Mom: What's it called? Hunan Palace?
Megs: No, Ma. They're much more realistic. Hunan Cottage. Hunan Shack might be a little more accurate.
There is a place on Route 46 East, just over the border into Fairfield called Hunan Cottage. It's got a statue of a big, roly-poly panda in front of it. Last night I was talking about Chinese food with Mike and Gena and Mike asked me how my brother-in-law felt about eating out at Chinese restaurants. He wondered if perhaps my brother-in-law felt that Chinese restaurants in the States were unauthentic. While it is true that most of the time, my kooky brother in law would much prefer to make his own dumplings, there is one restaurant that we consistently go to, and which my sister and brother-in-law say is pretty authentic. Granted, they don't serve bugs (one of my sister's favorite things to eat in China), but a lot of their stuff is apparently very similar to what you would have in China, depending on the area.
Anyway, we started going to Hunan Cottage about two years ago. Cottage is completely nondescript from the outside (and also on the inside too) but we specifically started going there because they have soup dumplings. Soup dumplings, or steamed buns as they are typically called, are a Shanghai delicacy whereby the dumpling is filled with a meatball and soup. They are fantastic. Not sure if I have ever raved about Joe's Shanghai before, but that is the place where I first had soup dumplings. Wikipedia's brief entry on the restaurant describes the dumplings.

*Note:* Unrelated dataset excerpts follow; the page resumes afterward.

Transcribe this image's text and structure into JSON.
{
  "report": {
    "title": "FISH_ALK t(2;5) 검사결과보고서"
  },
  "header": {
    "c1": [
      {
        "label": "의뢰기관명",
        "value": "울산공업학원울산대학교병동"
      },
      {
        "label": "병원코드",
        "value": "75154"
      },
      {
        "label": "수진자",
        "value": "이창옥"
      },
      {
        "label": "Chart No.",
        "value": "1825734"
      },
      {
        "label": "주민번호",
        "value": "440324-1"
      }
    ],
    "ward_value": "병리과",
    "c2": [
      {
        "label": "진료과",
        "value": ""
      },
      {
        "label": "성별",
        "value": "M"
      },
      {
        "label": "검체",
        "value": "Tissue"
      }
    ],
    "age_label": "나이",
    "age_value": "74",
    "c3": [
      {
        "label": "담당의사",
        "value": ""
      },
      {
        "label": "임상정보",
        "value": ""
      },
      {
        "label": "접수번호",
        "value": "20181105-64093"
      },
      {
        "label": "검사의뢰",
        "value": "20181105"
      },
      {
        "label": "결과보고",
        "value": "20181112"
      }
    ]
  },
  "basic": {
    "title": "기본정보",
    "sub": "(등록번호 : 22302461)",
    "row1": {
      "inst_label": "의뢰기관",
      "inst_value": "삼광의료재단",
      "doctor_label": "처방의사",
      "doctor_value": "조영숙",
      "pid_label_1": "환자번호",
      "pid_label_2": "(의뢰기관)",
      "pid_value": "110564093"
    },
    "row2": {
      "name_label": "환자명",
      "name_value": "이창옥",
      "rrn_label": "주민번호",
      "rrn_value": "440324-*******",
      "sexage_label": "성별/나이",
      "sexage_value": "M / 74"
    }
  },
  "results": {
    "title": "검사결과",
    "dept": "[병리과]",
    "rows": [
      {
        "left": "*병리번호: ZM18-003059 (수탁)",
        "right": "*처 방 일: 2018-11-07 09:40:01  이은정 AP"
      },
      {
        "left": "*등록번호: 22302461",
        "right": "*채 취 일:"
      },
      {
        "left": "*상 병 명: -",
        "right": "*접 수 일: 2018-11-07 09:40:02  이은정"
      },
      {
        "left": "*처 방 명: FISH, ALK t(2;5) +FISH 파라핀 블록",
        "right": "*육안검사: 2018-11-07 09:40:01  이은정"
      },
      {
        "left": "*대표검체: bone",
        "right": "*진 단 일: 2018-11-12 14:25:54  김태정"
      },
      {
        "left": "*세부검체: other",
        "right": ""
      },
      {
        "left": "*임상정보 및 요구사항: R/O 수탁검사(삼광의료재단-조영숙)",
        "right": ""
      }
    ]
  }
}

While there are several places to get these tasty treats in New York, they are very hard to come by in the Jers.
As time has passed, though, it's not the soup dumplings that keeps my family going back (while the dumplings are solid, they don't hold a candle to Joe's). It's the Peking Duck. Simply out of this world. The duck comes with all the too fatty areas cut off, with the crispiest, tastiest of skin. Then the server makes a series of wraps with duck, Chinese veggies and duck sauce. The plate costs $25 and it easily feeds 5 people (assuming you are ordering one or two other dishes). The crispy fish there is also quite nice, and the Szechuan dumplings in peanut sauce - delightfully spicy.
I am inclined to believe that when it comes to Asian restaurants, the more Asians you see in there, the better it is. That holds true for Tawara (still the best sushi in New Jersey) and Yakitori Totto in Manhattan. That is definitely the case for Hunan Cottage, where nearly every table (especially on a Sunday at noon) is populated by Chinese families. And I have to say, (as is pointed out in the Times review below), I am glad that we have my brother in law to go with us - he always gets the skinny from the waiters on what the best specials of the day are.
Chengdu 46 gets all the attention for Chinese food in this area, but I think that for the money, the authenticity and the quality, you can't beat Hunan Cottage (granted, the decor at Chengdu is much nicer).
The Times actually reviewed Hunan Cottage a few years ago. I would rank it as better than good, but what can one expect from the uppity, bitter New Jersey section food reviewers at the Times.